The primary efficacy endpoint was log‐transformed seizure rate (loge[24‐hour seizure rate + 1]) for all FOS recorded during the double‐blind V‐EEG monitoring, evaluated in subjects who took ≥1 dose of study medication, experienced ≥1 baseline seizure(s), and had a treatment phase V‐EEG. Safety and tolerability were assessed by adverse events (AEs), clinical laboratory data, physical/neurological examinations, vital signs, and electrocardiograms.

Compared with placebo, the higher pregabalin dose produced a statistically significant 35-percent reduction of loge (24‐hour seizure rate + 1; p=0.022), the primary study endpoint. This effect was not seen with pregabalin 7 mg/kg/d (p=0.461).

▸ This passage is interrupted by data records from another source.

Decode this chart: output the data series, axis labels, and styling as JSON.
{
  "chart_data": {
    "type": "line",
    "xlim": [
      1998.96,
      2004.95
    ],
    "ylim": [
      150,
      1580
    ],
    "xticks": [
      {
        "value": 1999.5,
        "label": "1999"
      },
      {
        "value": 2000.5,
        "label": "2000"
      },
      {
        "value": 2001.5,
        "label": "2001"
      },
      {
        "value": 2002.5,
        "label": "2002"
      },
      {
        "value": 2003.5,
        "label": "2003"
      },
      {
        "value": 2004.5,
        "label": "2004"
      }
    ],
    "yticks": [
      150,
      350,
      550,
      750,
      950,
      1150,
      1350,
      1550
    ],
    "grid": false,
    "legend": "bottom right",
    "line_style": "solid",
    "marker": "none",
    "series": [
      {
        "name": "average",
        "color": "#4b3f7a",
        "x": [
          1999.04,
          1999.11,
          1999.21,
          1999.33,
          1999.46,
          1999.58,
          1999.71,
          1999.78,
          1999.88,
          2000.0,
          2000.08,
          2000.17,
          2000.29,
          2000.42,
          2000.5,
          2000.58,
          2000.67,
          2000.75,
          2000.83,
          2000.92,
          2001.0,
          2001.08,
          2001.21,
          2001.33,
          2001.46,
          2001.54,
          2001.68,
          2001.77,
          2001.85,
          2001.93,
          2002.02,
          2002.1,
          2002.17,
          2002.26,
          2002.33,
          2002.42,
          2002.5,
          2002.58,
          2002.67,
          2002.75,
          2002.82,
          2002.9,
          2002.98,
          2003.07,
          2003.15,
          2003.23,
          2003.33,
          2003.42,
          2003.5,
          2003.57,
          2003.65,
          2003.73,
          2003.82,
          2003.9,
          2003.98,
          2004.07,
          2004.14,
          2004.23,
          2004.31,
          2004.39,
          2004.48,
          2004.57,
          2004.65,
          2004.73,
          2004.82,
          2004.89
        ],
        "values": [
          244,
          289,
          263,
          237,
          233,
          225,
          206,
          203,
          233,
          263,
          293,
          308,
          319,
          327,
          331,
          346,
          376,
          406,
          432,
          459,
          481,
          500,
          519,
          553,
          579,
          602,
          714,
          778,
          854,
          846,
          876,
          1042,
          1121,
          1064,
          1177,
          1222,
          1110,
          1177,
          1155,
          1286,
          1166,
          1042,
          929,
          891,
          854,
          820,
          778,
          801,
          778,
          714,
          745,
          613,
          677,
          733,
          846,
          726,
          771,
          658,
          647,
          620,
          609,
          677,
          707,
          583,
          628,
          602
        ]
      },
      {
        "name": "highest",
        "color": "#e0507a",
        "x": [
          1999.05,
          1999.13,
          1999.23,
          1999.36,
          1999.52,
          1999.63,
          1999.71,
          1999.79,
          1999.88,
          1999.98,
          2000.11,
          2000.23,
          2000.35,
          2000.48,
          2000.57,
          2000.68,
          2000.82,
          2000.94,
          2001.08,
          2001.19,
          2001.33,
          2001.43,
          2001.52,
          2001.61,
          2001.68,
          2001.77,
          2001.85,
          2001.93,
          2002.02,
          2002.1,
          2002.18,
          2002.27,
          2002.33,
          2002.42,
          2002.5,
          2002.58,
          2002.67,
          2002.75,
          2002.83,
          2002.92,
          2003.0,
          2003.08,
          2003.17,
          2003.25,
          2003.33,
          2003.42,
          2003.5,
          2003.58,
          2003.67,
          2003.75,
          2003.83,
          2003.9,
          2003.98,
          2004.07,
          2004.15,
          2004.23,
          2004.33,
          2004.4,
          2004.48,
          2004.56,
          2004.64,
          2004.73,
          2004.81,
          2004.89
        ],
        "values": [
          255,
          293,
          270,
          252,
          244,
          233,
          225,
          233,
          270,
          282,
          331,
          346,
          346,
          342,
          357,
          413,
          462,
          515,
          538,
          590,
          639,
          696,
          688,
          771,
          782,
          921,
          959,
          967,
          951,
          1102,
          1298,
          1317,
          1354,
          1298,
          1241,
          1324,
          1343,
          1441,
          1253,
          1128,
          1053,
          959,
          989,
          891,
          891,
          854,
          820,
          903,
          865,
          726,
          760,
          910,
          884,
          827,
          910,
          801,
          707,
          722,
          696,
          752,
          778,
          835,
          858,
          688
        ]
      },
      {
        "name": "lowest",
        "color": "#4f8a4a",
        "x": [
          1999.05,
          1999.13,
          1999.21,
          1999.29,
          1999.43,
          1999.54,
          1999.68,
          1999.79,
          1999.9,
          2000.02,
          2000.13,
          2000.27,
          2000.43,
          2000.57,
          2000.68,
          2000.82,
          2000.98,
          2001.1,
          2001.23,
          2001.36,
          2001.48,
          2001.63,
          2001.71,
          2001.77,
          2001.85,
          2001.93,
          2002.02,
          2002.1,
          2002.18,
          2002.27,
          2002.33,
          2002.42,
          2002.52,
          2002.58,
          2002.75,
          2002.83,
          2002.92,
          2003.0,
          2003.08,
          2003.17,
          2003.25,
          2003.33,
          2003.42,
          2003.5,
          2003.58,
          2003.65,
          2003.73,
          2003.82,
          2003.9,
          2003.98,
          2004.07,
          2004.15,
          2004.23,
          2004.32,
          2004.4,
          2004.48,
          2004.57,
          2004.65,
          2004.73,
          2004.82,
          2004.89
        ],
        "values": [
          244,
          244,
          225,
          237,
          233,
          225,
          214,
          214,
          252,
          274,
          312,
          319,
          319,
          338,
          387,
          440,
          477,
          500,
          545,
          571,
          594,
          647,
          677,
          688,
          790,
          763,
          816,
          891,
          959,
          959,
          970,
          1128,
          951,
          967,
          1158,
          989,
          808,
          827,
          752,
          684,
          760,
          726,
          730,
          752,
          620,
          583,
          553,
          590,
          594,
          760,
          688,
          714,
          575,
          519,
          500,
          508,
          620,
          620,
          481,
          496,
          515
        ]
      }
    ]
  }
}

Safety and tolerability of the two pregabalin doses were similar and consistent with the known profile of the drug in older children with epilepsy. The most frequently reported treatment‐emergent adverse events (AEs) across the 7 mg/kg/d, 14 mg/kg/d and placebo treatment arms were somnolence (11.3 percent, 17.6 percent and 5.7 percent) and upper respiratory tract infection (7.0 percent, 11.8 percent and 11.4 percent). All AEs were mild to moderate in severity.